The image below is an interactive demonstration of a Joukowski airfoil. Try moving the flow angle and thickness sliders, and you can apply the Joukowski transform by checking the box.

This demo is written in JavaScript and you can see the code in this Observable notebook.

The flow is modelled, using complex potentials, as inviscid and incompressible. The solution for the flow around a cylinder (with imposed circulation) is obtained by summing the potentials for uniform flow at angle alpha, a doublet and a line vortex. The initial grid is a regular mesh in polar coordinates (with a little clustering at the cylinder surface).
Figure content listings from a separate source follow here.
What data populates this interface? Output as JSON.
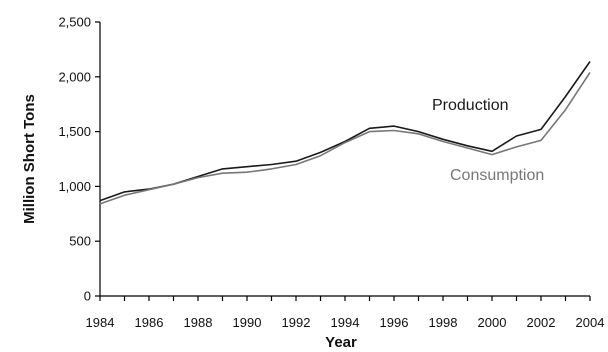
{
  "chart_data": {
    "type": "line",
    "title": "",
    "xlabel": "Year",
    "ylabel": "Million Short Tons",
    "xlim": [
      1984,
      2004
    ],
    "ylim": [
      0,
      2500
    ],
    "x_ticks": [
      "1984",
      "1986",
      "1988",
      "1990",
      "1992",
      "1994",
      "1996",
      "1998",
      "2000",
      "2002",
      "2004"
    ],
    "y_ticks": [
      "0",
      "500",
      "1,000",
      "1,500",
      "2,000",
      "2,500"
    ],
    "grid": false,
    "legend": "none",
    "x": [
      1984,
      1985,
      1986,
      1987,
      1988,
      1989,
      1990,
      1991,
      1992,
      1993,
      1994,
      1995,
      1996,
      1997,
      1998,
      1999,
      2000,
      2001,
      2002,
      2003,
      2004
    ],
    "series": [
      {
        "name": "Production",
        "color": "#1a1a1a",
        "values": [
          870,
          950,
          975,
          1020,
          1090,
          1160,
          1180,
          1200,
          1230,
          1310,
          1410,
          1530,
          1550,
          1500,
          1430,
          1370,
          1320,
          1460,
          1520,
          1820,
          2140
        ]
      },
      {
        "name": "Consumption",
        "color": "#777777",
        "values": [
          840,
          920,
          970,
          1020,
          1080,
          1120,
          1130,
          1160,
          1200,
          1280,
          1400,
          1500,
          1510,
          1480,
          1410,
          1350,
          1290,
          1360,
          1420,
          1700,
          2040
        ]
      }
    ]
  }
}
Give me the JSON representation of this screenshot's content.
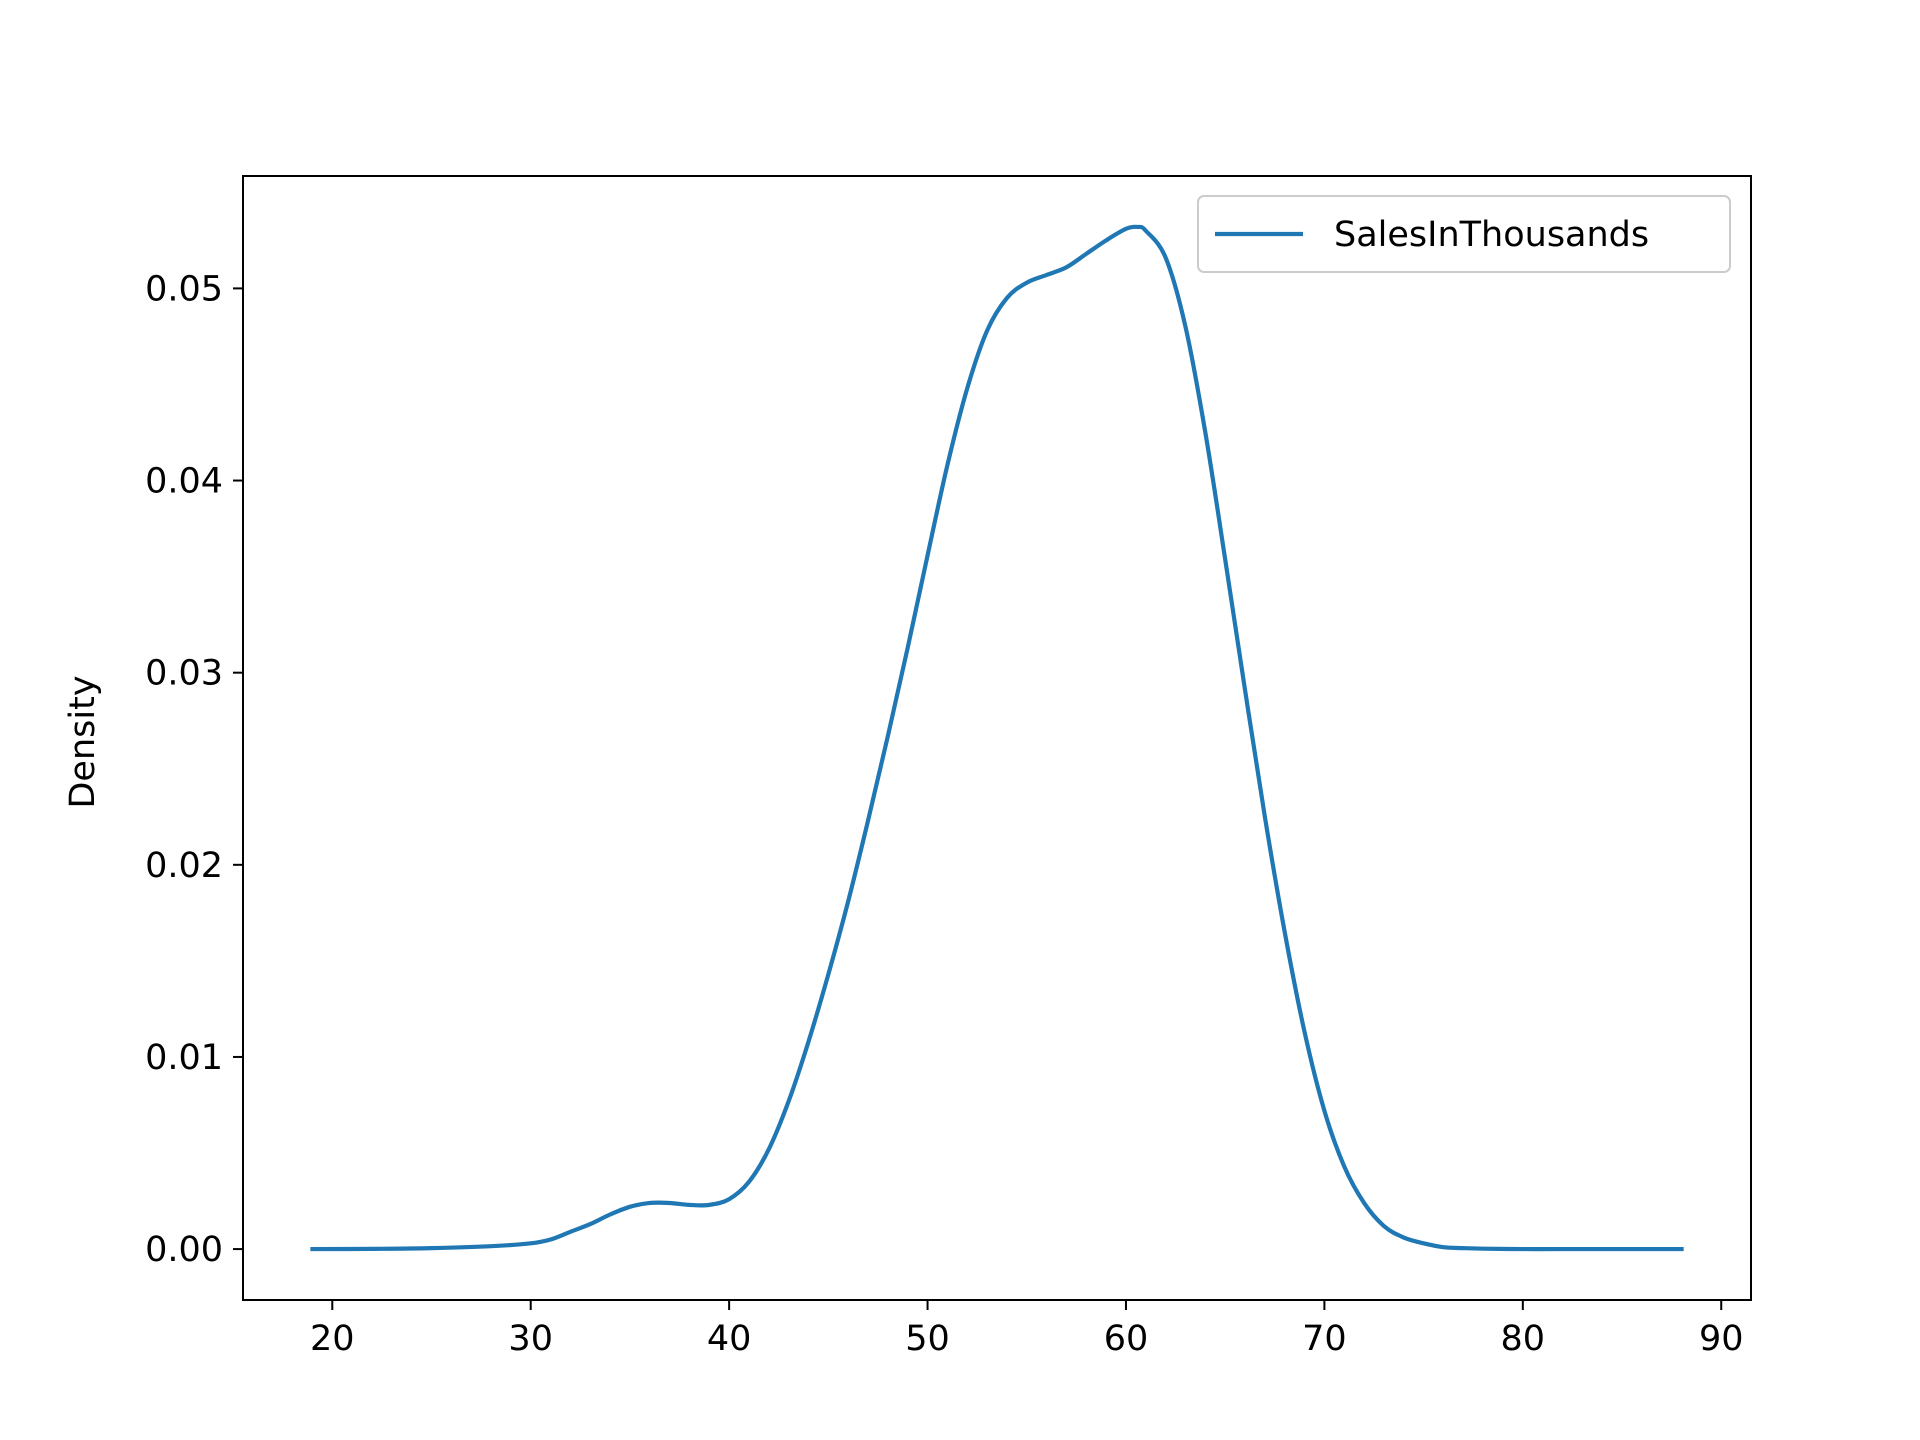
{
  "chart_data": {
    "type": "line",
    "title": "",
    "xlabel": "",
    "ylabel": "Density",
    "xlim": [
      15.5,
      91.5
    ],
    "ylim": [
      -0.00265,
      0.05585
    ],
    "xticks": [
      20,
      30,
      40,
      50,
      60,
      70,
      80,
      90
    ],
    "xtick_labels": [
      "20",
      "30",
      "40",
      "50",
      "60",
      "70",
      "80",
      "90"
    ],
    "yticks": [
      0.0,
      0.01,
      0.02,
      0.03,
      0.04,
      0.05
    ],
    "ytick_labels": [
      "0.00",
      "0.01",
      "0.02",
      "0.03",
      "0.04",
      "0.05"
    ],
    "grid": false,
    "legend": {
      "position": "upper right",
      "entries": [
        "SalesInThousands"
      ]
    },
    "series": [
      {
        "name": "SalesInThousands",
        "color": "#1f77b4",
        "x": [
          19,
          22,
          25,
          28,
          30,
          31,
          32,
          33,
          34,
          35,
          36,
          37,
          38,
          39,
          40,
          41,
          42,
          43,
          44,
          45,
          46,
          47,
          48,
          49,
          50,
          51,
          52,
          53,
          54,
          55,
          56,
          57,
          58,
          59,
          60,
          60.6,
          61,
          62,
          63,
          64,
          65,
          66,
          67,
          68,
          69,
          70,
          71,
          72,
          73,
          74,
          75,
          76,
          77,
          78,
          80,
          82,
          85,
          88
        ],
        "y": [
          0.0,
          1e-05,
          5e-05,
          0.00015,
          0.0003,
          0.0005,
          0.0009,
          0.0013,
          0.0018,
          0.0022,
          0.0024,
          0.0024,
          0.0023,
          0.0023,
          0.0026,
          0.0035,
          0.0052,
          0.0077,
          0.0108,
          0.0143,
          0.0181,
          0.0223,
          0.0267,
          0.0313,
          0.0361,
          0.0408,
          0.0448,
          0.0478,
          0.0495,
          0.0503,
          0.0507,
          0.0511,
          0.0518,
          0.0525,
          0.0531,
          0.0532,
          0.053,
          0.0516,
          0.048,
          0.0425,
          0.0359,
          0.0291,
          0.0225,
          0.0165,
          0.0113,
          0.0072,
          0.0043,
          0.0024,
          0.0012,
          0.0006,
          0.0003,
          0.0001,
          5e-05,
          2e-05,
          0.0,
          0.0,
          0.0,
          0.0
        ]
      }
    ]
  }
}
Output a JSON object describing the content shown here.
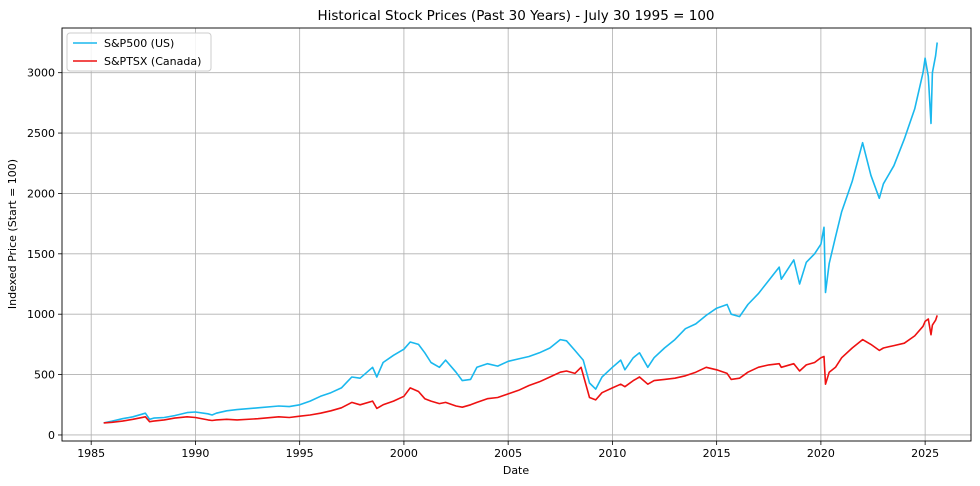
{
  "chart_data": {
    "type": "line",
    "title": "Historical Stock Prices (Past 30 Years) - July 30 1995 = 100",
    "xlabel": "Date",
    "ylabel": "Indexed Price (Start = 100)",
    "xlim": [
      1983.6,
      2027.2
    ],
    "ylim": [
      -50,
      3370
    ],
    "x_ticks": [
      1985,
      1990,
      1995,
      2000,
      2005,
      2010,
      2015,
      2020,
      2025
    ],
    "y_ticks": [
      0,
      500,
      1000,
      1500,
      2000,
      2500,
      3000
    ],
    "grid": true,
    "legend_position": "top-left",
    "series": [
      {
        "name": "S&P500 (US)",
        "color": "#1ab8ee",
        "x": [
          1985.6,
          1986.0,
          1986.5,
          1987.0,
          1987.6,
          1987.8,
          1988.0,
          1988.5,
          1989.0,
          1989.6,
          1990.0,
          1990.6,
          1990.8,
          1991.0,
          1991.5,
          1992.0,
          1993.0,
          1994.0,
          1994.5,
          1995.0,
          1995.5,
          1996.0,
          1996.5,
          1997.0,
          1997.5,
          1997.9,
          1998.5,
          1998.7,
          1999.0,
          1999.5,
          2000.0,
          2000.3,
          2000.7,
          2001.0,
          2001.3,
          2001.7,
          2002.0,
          2002.5,
          2002.8,
          2003.2,
          2003.5,
          2004.0,
          2004.5,
          2005.0,
          2005.5,
          2006.0,
          2006.5,
          2007.0,
          2007.5,
          2007.8,
          2008.2,
          2008.6,
          2008.9,
          2009.2,
          2009.5,
          2010.0,
          2010.4,
          2010.6,
          2011.0,
          2011.3,
          2011.7,
          2012.0,
          2012.5,
          2013.0,
          2013.5,
          2014.0,
          2014.5,
          2015.0,
          2015.5,
          2015.7,
          2016.1,
          2016.5,
          2017.0,
          2017.5,
          2018.0,
          2018.1,
          2018.7,
          2018.98,
          2019.3,
          2019.7,
          2020.0,
          2020.15,
          2020.22,
          2020.4,
          2020.7,
          2021.0,
          2021.5,
          2022.0,
          2022.4,
          2022.8,
          2023.0,
          2023.5,
          2024.0,
          2024.5,
          2024.9,
          2025.0,
          2025.15,
          2025.28,
          2025.35,
          2025.5,
          2025.58
        ],
        "values": [
          100,
          115,
          135,
          150,
          180,
          130,
          140,
          145,
          160,
          185,
          190,
          175,
          165,
          180,
          200,
          210,
          225,
          240,
          235,
          250,
          280,
          320,
          350,
          390,
          480,
          470,
          560,
          480,
          600,
          660,
          710,
          770,
          750,
          680,
          600,
          560,
          620,
          520,
          450,
          460,
          560,
          590,
          570,
          610,
          630,
          650,
          680,
          720,
          790,
          780,
          700,
          620,
          430,
          380,
          480,
          560,
          620,
          540,
          640,
          680,
          560,
          640,
          720,
          790,
          880,
          920,
          990,
          1050,
          1080,
          1000,
          980,
          1080,
          1170,
          1280,
          1390,
          1290,
          1450,
          1250,
          1430,
          1500,
          1580,
          1720,
          1180,
          1420,
          1640,
          1850,
          2100,
          2420,
          2150,
          1960,
          2080,
          2230,
          2450,
          2700,
          3000,
          3120,
          2970,
          2580,
          3000,
          3140,
          3250
        ]
      },
      {
        "name": "S&PTSX (Canada)",
        "color": "#ee1111",
        "x": [
          1985.6,
          1986.0,
          1986.5,
          1987.0,
          1987.6,
          1987.8,
          1988.0,
          1988.5,
          1989.0,
          1989.6,
          1990.0,
          1990.6,
          1990.8,
          1991.0,
          1991.5,
          1992.0,
          1993.0,
          1994.0,
          1994.5,
          1995.0,
          1995.5,
          1996.0,
          1996.5,
          1997.0,
          1997.5,
          1997.9,
          1998.5,
          1998.7,
          1999.0,
          1999.5,
          2000.0,
          2000.3,
          2000.7,
          2001.0,
          2001.3,
          2001.7,
          2002.0,
          2002.5,
          2002.8,
          2003.2,
          2003.5,
          2004.0,
          2004.5,
          2005.0,
          2005.5,
          2006.0,
          2006.5,
          2007.0,
          2007.5,
          2007.8,
          2008.2,
          2008.5,
          2008.9,
          2009.2,
          2009.5,
          2010.0,
          2010.4,
          2010.6,
          2011.0,
          2011.3,
          2011.7,
          2012.0,
          2012.5,
          2013.0,
          2013.5,
          2014.0,
          2014.5,
          2015.0,
          2015.5,
          2015.7,
          2016.1,
          2016.5,
          2017.0,
          2017.5,
          2018.0,
          2018.1,
          2018.7,
          2018.98,
          2019.3,
          2019.7,
          2020.0,
          2020.15,
          2020.22,
          2020.4,
          2020.7,
          2021.0,
          2021.5,
          2022.0,
          2022.4,
          2022.8,
          2023.0,
          2023.5,
          2024.0,
          2024.5,
          2024.9,
          2025.0,
          2025.15,
          2025.28,
          2025.35,
          2025.5,
          2025.58
        ],
        "values": [
          100,
          105,
          115,
          130,
          150,
          110,
          115,
          125,
          140,
          150,
          145,
          125,
          120,
          125,
          130,
          125,
          135,
          150,
          145,
          155,
          165,
          180,
          200,
          225,
          270,
          250,
          280,
          220,
          250,
          280,
          320,
          390,
          360,
          300,
          280,
          260,
          270,
          240,
          230,
          250,
          270,
          300,
          310,
          340,
          370,
          410,
          440,
          480,
          520,
          530,
          510,
          560,
          310,
          290,
          350,
          390,
          420,
          400,
          450,
          480,
          420,
          450,
          460,
          470,
          490,
          520,
          560,
          540,
          510,
          460,
          470,
          520,
          560,
          580,
          590,
          560,
          590,
          530,
          580,
          600,
          640,
          650,
          420,
          520,
          560,
          640,
          720,
          790,
          750,
          700,
          720,
          740,
          760,
          820,
          900,
          940,
          960,
          830,
          910,
          950,
          990
        ]
      }
    ]
  }
}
We then use the Joukowski transform to map the geometry from a cylinder to an airfoil.

In this implementation, the grid and flow solution are evaluated on the CPU and the rendering is done on the GPU using WebGL. Data at each mesh point (position of the point, pressure value, grid i-value and j-value) are sent as vertex attributes. The fragment shader handles the colour shading, and also the streamline and grid plotting using some helpful built-in GLSL functions (thank you Ricky Reusser).

The dynamic visualization enables us to experiment with the cylinder and airfoil. Experimentation is a great way to learn. For example, from this interactive Joukowski airfoil we obtain an understanding of the squashing-stretching nature of the Joukowski transform, and also the linkage between streamline curvature and pressure gradient.